Hiernach bedarf die - mit der Klage allein angefochtene - Ablehnung der Antragsgegnerin im Bescheid des Bundesamtes vom 24. September 2003, die Feststellung im Ausgangsbescheid vom 28. Januar 1994 zu § 53 AuslG, und hier insbesondere zu § 53 Abs. 6 Satz 1 AuslG abzuändern, einer näheren Überprüfung im Hauptsacheverfahren. Auch wenn nach der bisher bekannten und vom Bundesamt in seinem Bescheid vom 24. September 2003 zum Teil zitierten Rechtsprechung von Verwaltungsgerichten in Klageverfahren im gegenwärtigen Zeitpunkt eine extreme Gefahrenlage, die ausnahmsweise eine Individualentscheidung auch außerhalb des § 54 AuslG zuließe, jedenfalls im Raum Kabul nicht besteht (vgl. hierzu etwa OVG Hamburg, Urt. v. 14.6.2002 - 1 Bf 37 und 38/02.A -, seitdem st. Rspr., vgl. nur des Weiteren Urt. v. 11.4.2003 - 1 Bf 104/01.A - m. w. N.; OVG Münster, Urt. v. 20.3.2003 - 20 A 4329/97.A -), so rechtfertigt dies jedoch nicht die Annahme, dass ein Abschiebungsschutz nach § 53 Abs. 6 Satz 1 AuslG nach jeder vertretbaren Betrachtungsweise von vornherein und offensichtlich ausgeschlossen ist.
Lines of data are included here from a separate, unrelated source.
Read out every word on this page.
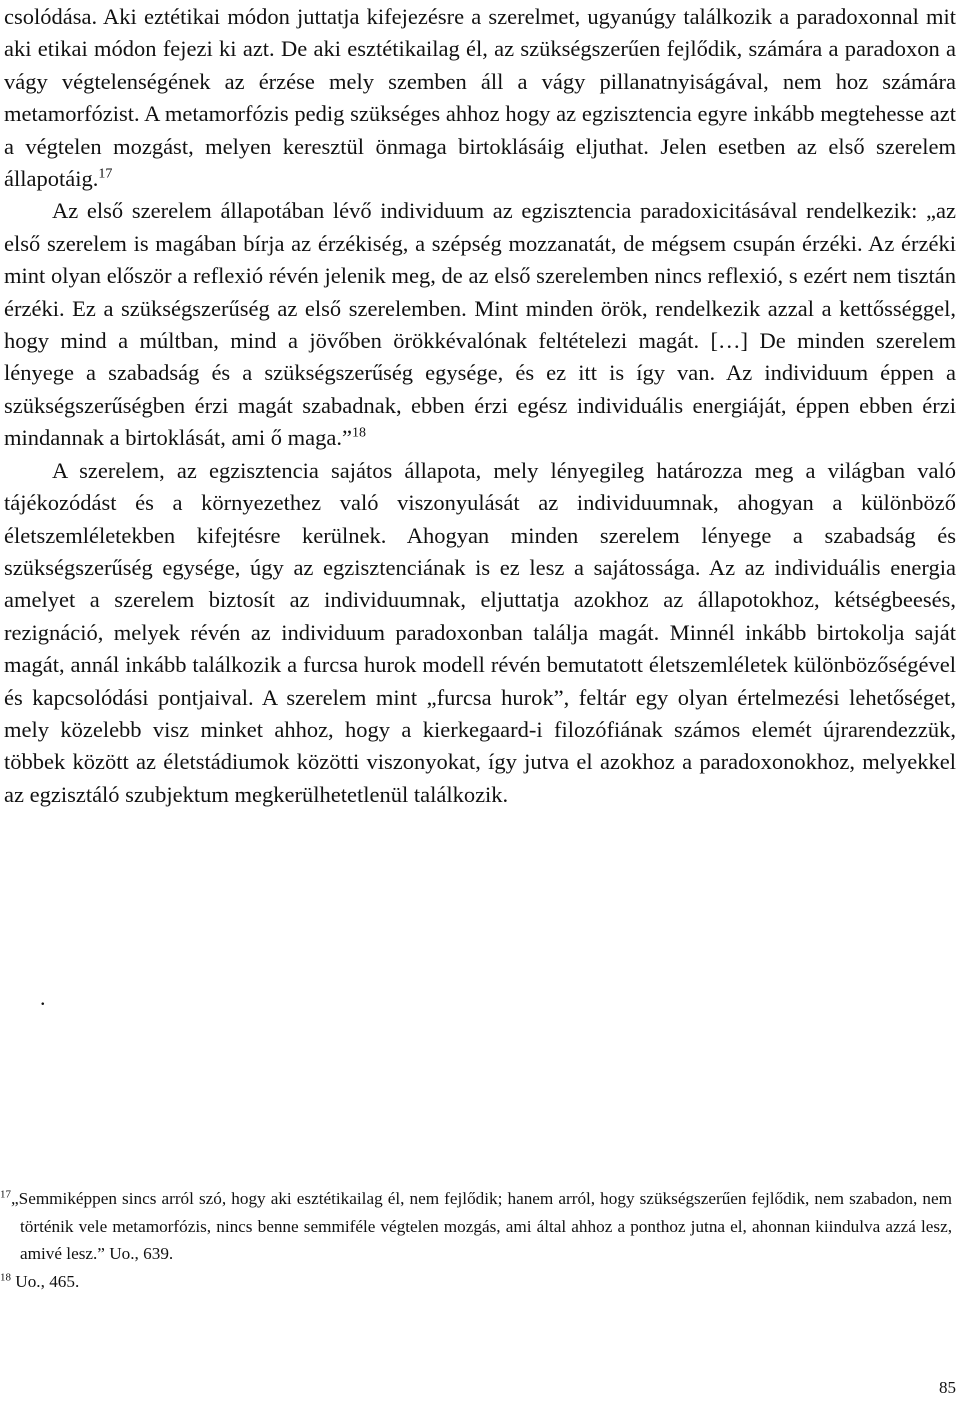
csolódása. Aki eztétikai módon juttatja kifejezésre a szerelmet, ugyanúgy találkozik a paradoxonnal mit aki etikai módon fejezi ki azt. De aki esztétikailag él, az szükségszerűen fejlődik, számára a paradoxon a vágy végtelenségének az érzése mely szemben áll a vágy pillanatnyiságával, nem hoz számára metamorfózist. A metamorfózis pedig szükséges ahhoz hogy az egzisztencia egyre inkább megtehesse azt a végtelen mozgást, melyen keresztül önmaga birtoklásáig eljuthat. Jelen esetben az első szerelem állapotáig.$^{17}$

Az első szerelem állapotában lévő individuum az egzisztencia paradoxicitásával rendelkezik: „az első szerelem is magában bírja az érzékiség, a szépség mozzanatát, de mégsem csupán érzéki. Az érzéki mint olyan először a reflexió révén jelenik meg, de az első szerelemben nincs reflexió, s ezért nem tisztán érzéki. Ez a szükségszerűség az első szerelemben. Mint minden örök, rendelkezik azzal a kettősséggel, hogy mind a múltban, mind a jövőben örökkévalónak feltételezi magát. […] De minden szerelem lényege a szabadság és a szükségszerűség egysége, és ez itt is így van. Az individuum éppen a szükségszerűségben érzi magát szabadnak, ebben érzi egész individuális energiáját, éppen ebben érzi mindannak a birtoklását, ami ő maga.”$^{18}$

A szerelem, az egzisztencia sajátos állapota, mely lényegileg határozza meg a világban való tájékozódást és a környezethez való viszonyulását az individuumnak, ahogyan a különböző életszemléletekben kifejtésre kerülnek. Ahogyan minden szerelem lényege a szabadság és szükségszerűség egysége, úgy az egzisztenciának is ez lesz a sajátossága. Az az individuális energia amelyet a szerelem biztosít az individuumnak, eljuttatja azokhoz az állapotokhoz, kétségbeesés, rezignáció, melyek révén az individuum paradoxonban találja magát. Minnél inkább birtokolja saját magát, annál inkább találkozik a furcsa hurok modell révén bemutatott életszemléletek különbözőségével és kapcsolódási pontjaival. A szerelem mint „furcsa hurok”, feltár egy olyan értelmezési lehetőséget, mely közelebb visz minket ahhoz, hogy a kierkegaard-i filozófiának számos elemét újrarendezzük, többek között az életstádiumok közötti viszonyokat, így jutva el azokhoz a paradoxonokhoz, melyekkel az egzisztáló szubjektum megkerülhetetlenül találkozik.

.

$^{17}$„Semmiképpen sincs arról szó, hogy aki esztétikailag él, nem fejlődik; hanem arról, hogy szükségszerűen fejlődik, nem szabadon, nem történik vele metamorfózis, nincs benne semmiféle végtelen mozgás, ami által ahhoz a ponthoz jutna el, ahonnan kiindulva azzá lesz, amivé lesz.” Uo., 639.

$^{18}$ Uo., 465.

85
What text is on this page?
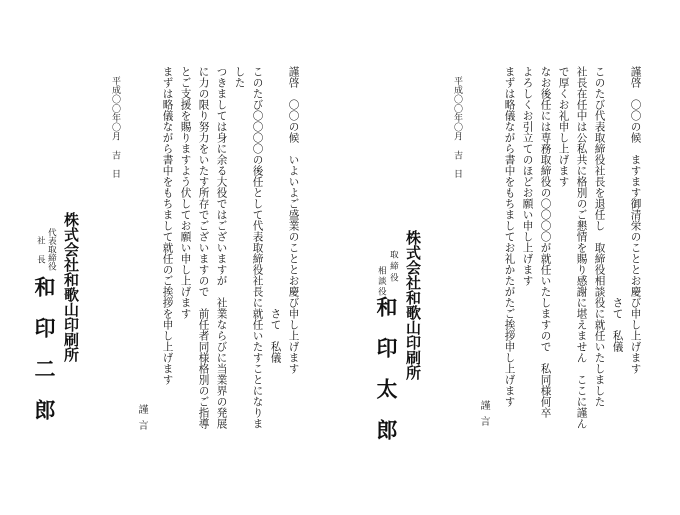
謹啓　〇〇の候　ますます御清栄のこととお慶び申し上げます
　　　　　　　　　　　　　　　　　　　　　さて　私儀
このたび代表取締役社長を退任し　取締役相談役に就任いたしました
社長在任中は公私共に格別のご懇情を賜り感謝に堪えません　ここに謹ん
で厚くお礼申し上げます
なお後任には専務取締役の〇〇〇〇が就任いたしますので　私同様何卒
よろしくお引立てのほどお願い申し上げます
まずは略儀ながら書中をもちましてお礼かたがたご挨拶申し上げます
謹言
平成〇〇年〇月　吉　日
株式会社和歌山印刷所
取締役
相談役
和印太郎
謹啓　〇〇の候　いよいよご盛業のこととお慶び申し上げます
　　　　　　　　　　　　　　　　　　　　　　さて　私儀
このたび〇〇〇〇の後任として代表取締役社長に就任いたすことになりま
した
つきましては身に余る大役ではございますが　社業ならびに当業界の発展
に力の限り努力をいたす所存でございますので　前任者同様格別のご指導
とご支援を賜りますよう伏してお願い申し上げます
まずは略儀ながら書中をもちまして就任のご挨拶を申し上げます
謹言
平成〇〇年〇月　吉　日
株式会社和歌山印刷所
代表取締役
社　長
和印二郎
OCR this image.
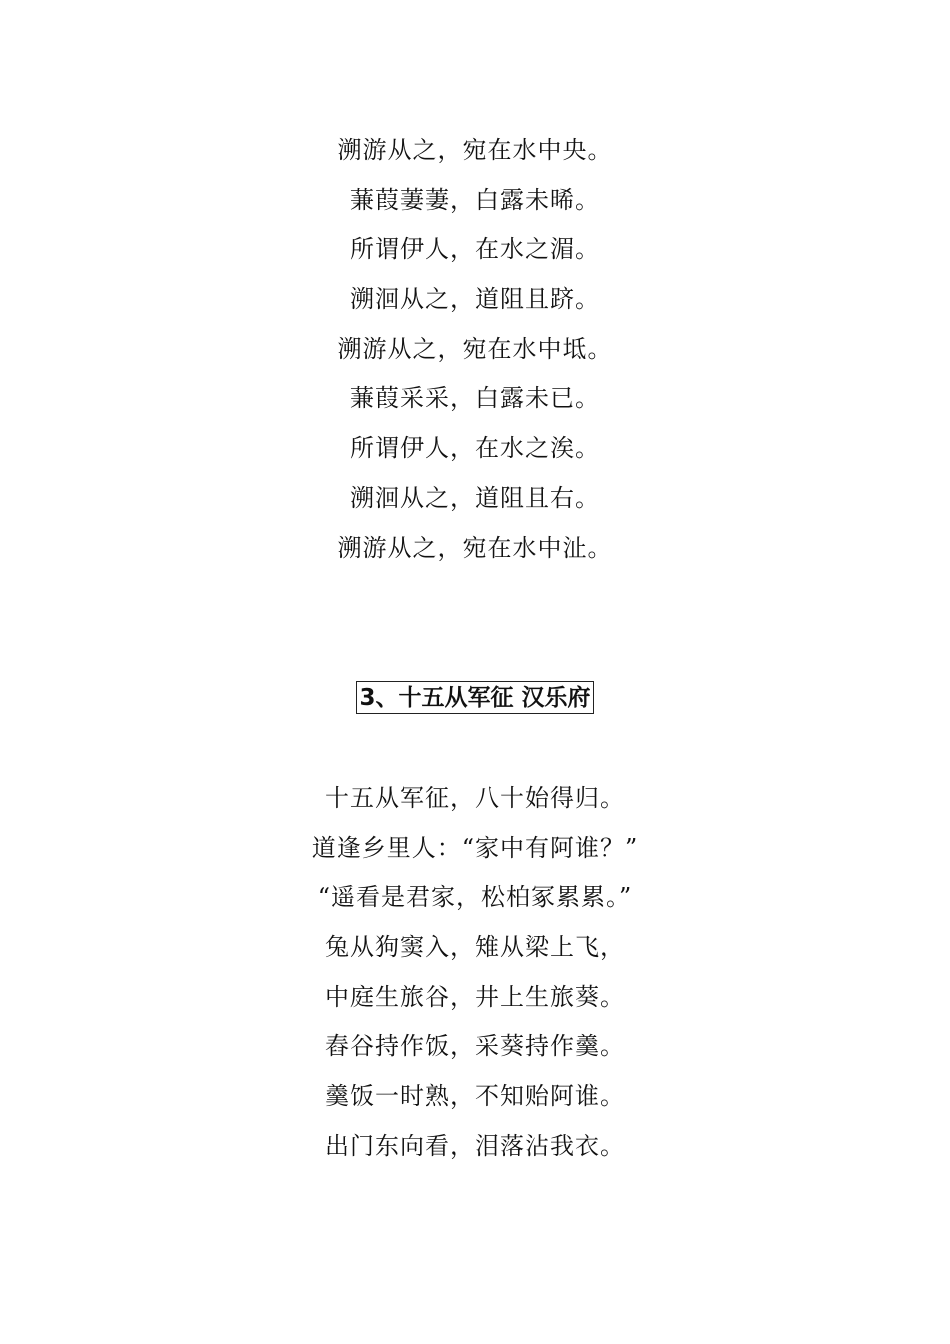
溯游从之，宛在水中央。
蒹葭萋萋，白露未晞。
所谓伊人，在水之湄。
溯洄从之，道阻且跻。
溯游从之，宛在水中坻。
蒹葭采采，白露未已。
所谓伊人，在水之涘。
溯洄从之，道阻且右。
溯游从之，宛在水中沚。
3、十五从军征 汉乐府
十五从军征，八十始得归。
道逢乡里人：“家中有阿谁？”
“遥看是君家，松柏冢累累。”
兔从狗窦入，雉从梁上飞，
中庭生旅谷，井上生旅葵。
舂谷持作饭，采葵持作羹。
羹饭一时熟，不知贻阿谁。
出门东向看，泪落沾我衣。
Die Antragsteller hat in ihrer Klage- und Antragsschrift hinreichende Anhaltspunkte vorgetragen, die eine andere Betrachtungsweise jedenfalls nicht gänzlich ausschließen.
b) Sind hiernach die Voraussetzungen für die Durchführung eines Asylfolgeverfahrens erfüllt, darf das Gericht im Klageverfahren die Sache nicht an das Bundesamt „zurückverweisen“, sondern muss über das hier geltend gemachte Begehren, das Vorliegen von Abschiebungshindernissen gemäß 53 AuslG festzustellen, selbst entscheiden. Denn nach der Rechtsprechung des Bundesverwaltungsgerichtes (vgl. BVerwG, Urt. v. 10.2.1998 - 9 C 28.97 -, BVerwGE 106, 171 = NVwZ 1998, 861) rechtfertigen es auch die Besonderheiten des asylrechtlichen Folgeantragsverfahrens nicht, das Verfahren an das Bundesamt zur Prüfung und Feststellung des Asylanspruches und der Voraussetzungen der §§ 51 Abs. 1, 53 AuslG zurückzugeben. Dies führt aber nicht dazu, dass im vorliegenden Eilverfahren, das gemäß §§ 71 Abs. 4, 36 Abs. 3 Satz 4 AsylVfG ohne mündliche Verhandlung und damit ohne mündliche Befragung des Asylbewerbers zu noch verbleibenden Unklarheiten und Einzelheiten und ohne Beweisaufnahme durchzuführen ist, ebenfalls „durchzuentscheiden“ ist. Ein solches „Durchentscheiden“ ist mithin erst im Klageverfahren zulässig und möglich; im Verfahren auf Gewährung vorläufigen Rechtsschutzes ist daher die aufschiebende Wirkung der Klage anzuordnen.
Die Kostenentscheidung beruht auf §§ 154 Abs. 1 VwGO, 83 b Abs. 1 AsylVfG.
Dieser Beschluss ist gemäß § 80 AsylVfG unanfechtbar.